The Past Is Gone: What About Now?

Congress is in an inquisitive mood, which, all things considered, is generally better for the common good than when the honorable members are in an acquisitive mood.

Senators and Representatives are keen to ask questions concerning revelations that our intelligence community was not as clueless as many of us assumed on Sept. 11. But the Bush administration, which received some alarming and almost prophetic intelligence reports about terrorist threats last summer, has made it clear that it regards questions as tiresome in the extreme. Nevertheless members of Congress will soon get a chance to rant and rave about the White House’s inability to foresee that 19 Middle Eastern men armed with box cutters and plastic knives could bring down the World Trade Center and very nearly demolish the Pentagon.

No doubt some lessons may be learned by airing what we knew, when we knew it and what we did and didn’t do about it. But am I alone in thinking that Osama bin Laden will be following these proceedings with great care? After all, we’re showing the world just how close we came to figuring out his secret, which means that our intelligence sources are pretty good after all. We didn’t crack the code, but we were coming awfully close. Assuming that bad luck finds Osama alive in some cave in Pakistan, he presumably is doing all he can to find out how the Americans knew as much as they did. And he will surely take steps to make certain that those leaks are plugged by any means necessary.

The phrases “flawless syntax” and “American politicians” are rarely uttered in the same sentence, but when it comes time to question administration officials about last summer’s intelligence reports, the problem will be tense, not coherence. The politicians will want to know, as the man says, what the President knew and when he knew it. The most important issue at the moment, however, is what the President knows and what he intends to do about it. That issue won’t have a public hearing, of course, and it shouldn’t. But behind closed doors, in leak-proof rooms, somebody ought to be asking questions about what we’re doing and how we’re doing it.

For example:

Are we satisfied that any martyr for hire already in America feels the hot breath of John Ashcroft on his neck? We should hope the correct answer is, “Oh, yeah-big time.” The notion of bin Laden minions moving unmolested among us is disturbing enough; the possibility that they might know even a moment’s rest in some sympathic safe house in Jersey City or some flophouse off Atlantic Avenue is appalling. The public doesn’t need to know-and, in fact, shouldn’t know-precisely what the F.B.I. is up to in certain neighborhoods. What’s important is that terrorists who hide there come to believe that they are not safe, not even in some rathole owned by a friend. Or somebody who claims to be a friend.
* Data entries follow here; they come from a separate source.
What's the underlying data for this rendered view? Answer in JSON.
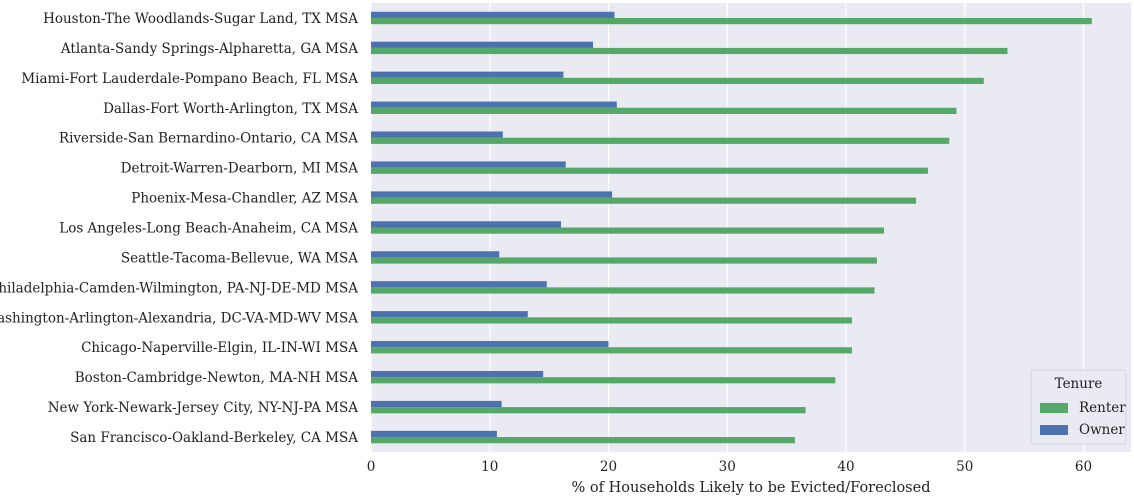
{
  "chart_data": {
    "type": "bar",
    "orientation": "horizontal",
    "categories": [
      "Houston-The Woodlands-Sugar Land, TX MSA",
      "Atlanta-Sandy Springs-Alpharetta, GA MSA",
      "Miami-Fort Lauderdale-Pompano Beach, FL MSA",
      "Dallas-Fort Worth-Arlington, TX MSA",
      "Riverside-San Bernardino-Ontario, CA MSA",
      "Detroit-Warren-Dearborn, MI MSA",
      "Phoenix-Mesa-Chandler, AZ MSA",
      "Los Angeles-Long Beach-Anaheim, CA MSA",
      "Seattle-Tacoma-Bellevue, WA MSA",
      "Philadelphia-Camden-Wilmington, PA-NJ-DE-MD MSA",
      "Washington-Arlington-Alexandria, DC-VA-MD-WV MSA",
      "Chicago-Naperville-Elgin, IL-IN-WI MSA",
      "Boston-Cambridge-Newton, MA-NH MSA",
      "New York-Newark-Jersey City, NY-NJ-PA MSA",
      "San Francisco-Oakland-Berkeley, CA MSA"
    ],
    "series": [
      {
        "name": "Renter",
        "color": "#55a868",
        "values": [
          60.7,
          53.6,
          51.6,
          49.3,
          48.7,
          46.9,
          45.9,
          43.2,
          42.6,
          42.4,
          40.5,
          40.5,
          39.1,
          36.6,
          35.7
        ]
      },
      {
        "name": "Owner",
        "color": "#4c72b0",
        "values": [
          20.5,
          18.7,
          16.2,
          20.7,
          11.1,
          16.4,
          20.3,
          16.0,
          10.8,
          14.8,
          13.2,
          20.0,
          14.5,
          11.0,
          10.6
        ]
      }
    ],
    "xlabel": "% of Households Likely to be Evicted/Foreclosed",
    "ylabel": "",
    "xlim": [
      0,
      64
    ],
    "xticks": [
      0,
      10,
      20,
      30,
      40,
      50,
      60
    ],
    "grid": true,
    "legend": {
      "title": "Tenure",
      "placement": "lower-right",
      "entries": [
        "Renter",
        "Owner"
      ]
    },
    "background_color": "#eaeaf2",
    "grid_color": "#ffffff"
  }
}
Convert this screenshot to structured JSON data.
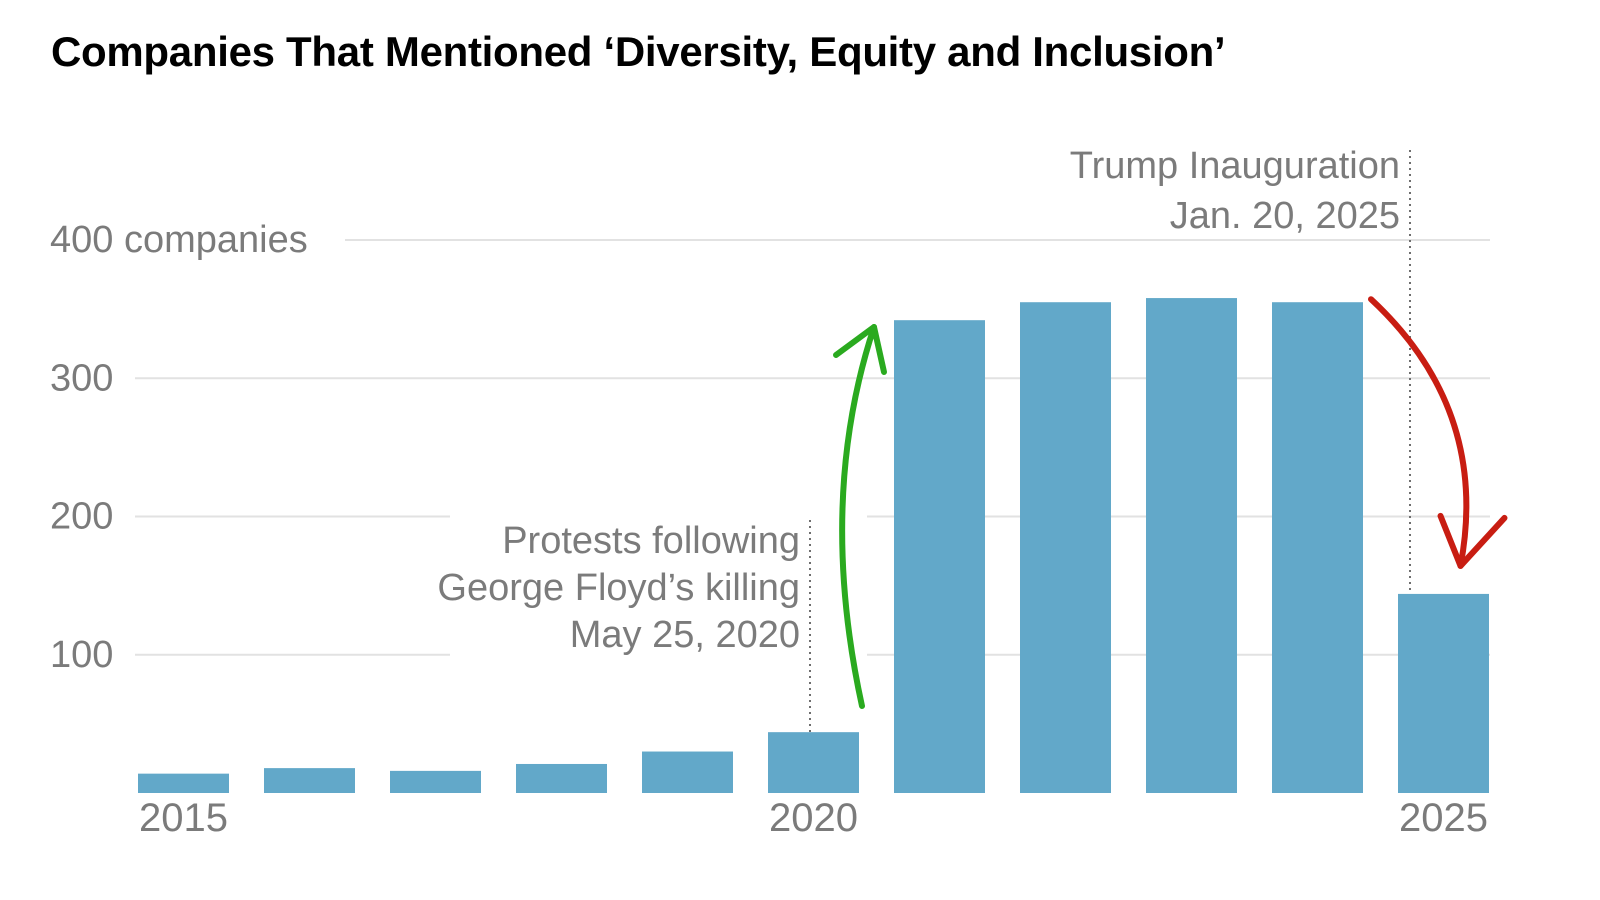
{
  "chart_data": {
    "type": "bar",
    "title": "Companies That Mentioned ‘Diversity, Equity and Inclusion’",
    "categories": [
      "2015",
      "2016",
      "2017",
      "2018",
      "2019",
      "2020",
      "2021",
      "2022",
      "2023",
      "2024",
      "2025"
    ],
    "values": [
      14,
      18,
      16,
      21,
      30,
      44,
      342,
      355,
      358,
      355,
      144
    ],
    "x_tick_labels": [
      {
        "category": "2015",
        "label": "2015"
      },
      {
        "category": "2020",
        "label": "2020"
      },
      {
        "category": "2025",
        "label": "2025"
      }
    ],
    "y_ticks": [
      {
        "value": 100,
        "label": "100"
      },
      {
        "value": 200,
        "label": "200"
      },
      {
        "value": 300,
        "label": "300"
      },
      {
        "value": 400,
        "label": "400 companies"
      }
    ],
    "ylim": [
      0,
      400
    ],
    "xlabel": "",
    "ylabel": "",
    "grid": true,
    "legend": "none",
    "annotations": [
      {
        "id": "floyd",
        "category": "2020",
        "lines": [
          "Protests following",
          "George Floyd’s killing",
          "May 25, 2020"
        ]
      },
      {
        "id": "trump",
        "category": "2025",
        "lines": [
          "Trump Inauguration",
          "Jan. 20, 2025"
        ]
      }
    ],
    "arrows": [
      {
        "id": "rise",
        "from": "2020",
        "to": "2021",
        "color": "#2aaa1f"
      },
      {
        "id": "drop",
        "from": "2024",
        "to": "2025",
        "color": "#c81d12"
      }
    ],
    "colors": {
      "bar": "#62a8c9",
      "grid": "#e2e2e2",
      "tick_text": "#7b7b7b",
      "annotation_text": "#7b7b7b",
      "title": "#000000"
    }
  }
}
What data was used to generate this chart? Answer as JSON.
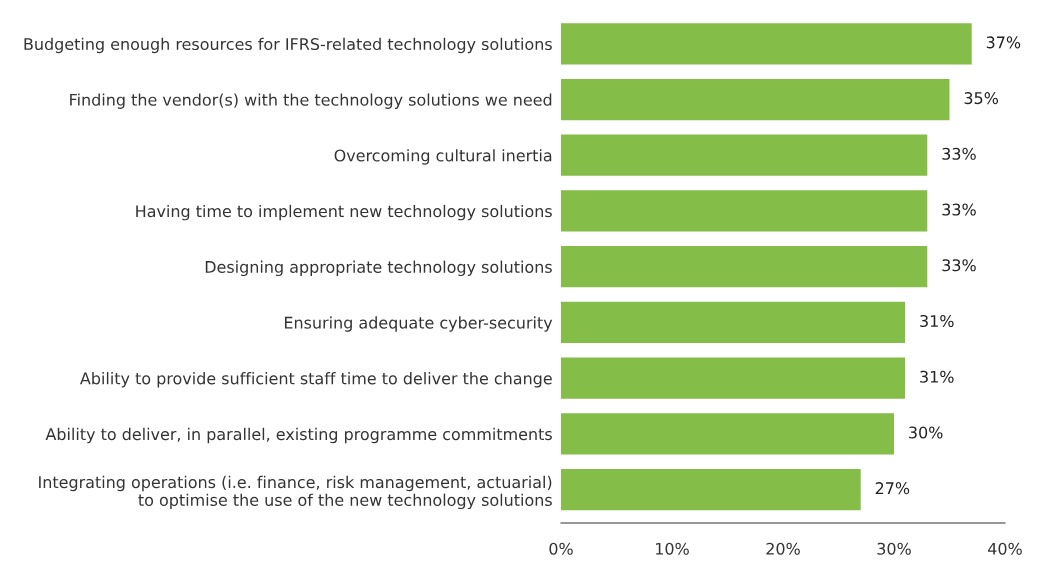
{
  "chart_data": {
    "type": "bar",
    "orientation": "horizontal",
    "categories": [
      "Budgeting enough resources for IFRS-related technology solutions",
      "Finding the vendor(s) with the technology solutions we need",
      "Overcoming cultural inertia",
      "Having time to implement new technology solutions",
      "Designing appropriate technology solutions",
      "Ensuring adequate cyber-security",
      "Ability to provide sufficient staff time to deliver the change",
      "Ability to deliver, in parallel, existing programme commitments",
      "Integrating operations (i.e. finance, risk management, actuarial)\nto optimise the use of the new technology solutions"
    ],
    "values": [
      37,
      35,
      33,
      33,
      33,
      31,
      31,
      30,
      27
    ],
    "value_labels": [
      "37%",
      "35%",
      "33%",
      "33%",
      "33%",
      "31%",
      "31%",
      "30%",
      "27%"
    ],
    "color": "#84bd47",
    "xlim": [
      0,
      40
    ],
    "xticks": [
      {
        "value": 0,
        "label": "0%"
      },
      {
        "value": 10,
        "label": "10%"
      },
      {
        "value": 20,
        "label": "20%"
      },
      {
        "value": 30,
        "label": "30%"
      },
      {
        "value": 40,
        "label": "40%"
      }
    ],
    "grid": false,
    "legend": false
  }
}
Are we serious when we say we would never stoop to ethnic profiling in combating Al Qaeda at home? Here, of course, the answer had better be, “Hell, no! Do you think we’re stupid?” If, for public consumption, we insist on asking 85-year-old women from suburban Connecticut to remove their shoes before boarding an airplane, that’s fine, as long as it’s understood that this is all just for show. But when the F.B.I. sends undercover agents into the field these days, it’s very unlikely that they’re hanging out in some Irish bar in Inwood, checking for illegal I.R.A. contributions.

Which leads to another question: Are we doing all we can to make the enemy suspicious of everybody, even (or especially) others who share their, er, ethnic profile? The correct answer is: Time will tell, but the effort is being made. Counterterrorism isn’t simply a matter of denying the enemy freedom of movement. A terrorist operating on American soil ought to spend every waking hour wondering if that was a G-man sitting across from him on a bus, or watching him from across the street-even if that person spoke Arabic and quoted something profound from the Koran. But that kind of operation takes time.

When do we remind some Sunni Muslims how much they really hate other Muslims? No time like the present. Creating division in the enemy’s ranks is a time-honored, though not always honorable, tactic. But it sure beats sitting back and allowing a bin Laden type to create the mirage of a pan-Islamic movement against the West.

Has the phrase “energy independence” been used as part of our long-term strategy? Hey, pal, you’re starting to ask too many questions. What are you, some kind of anti-American nut? The Past Is Gone: What About Now?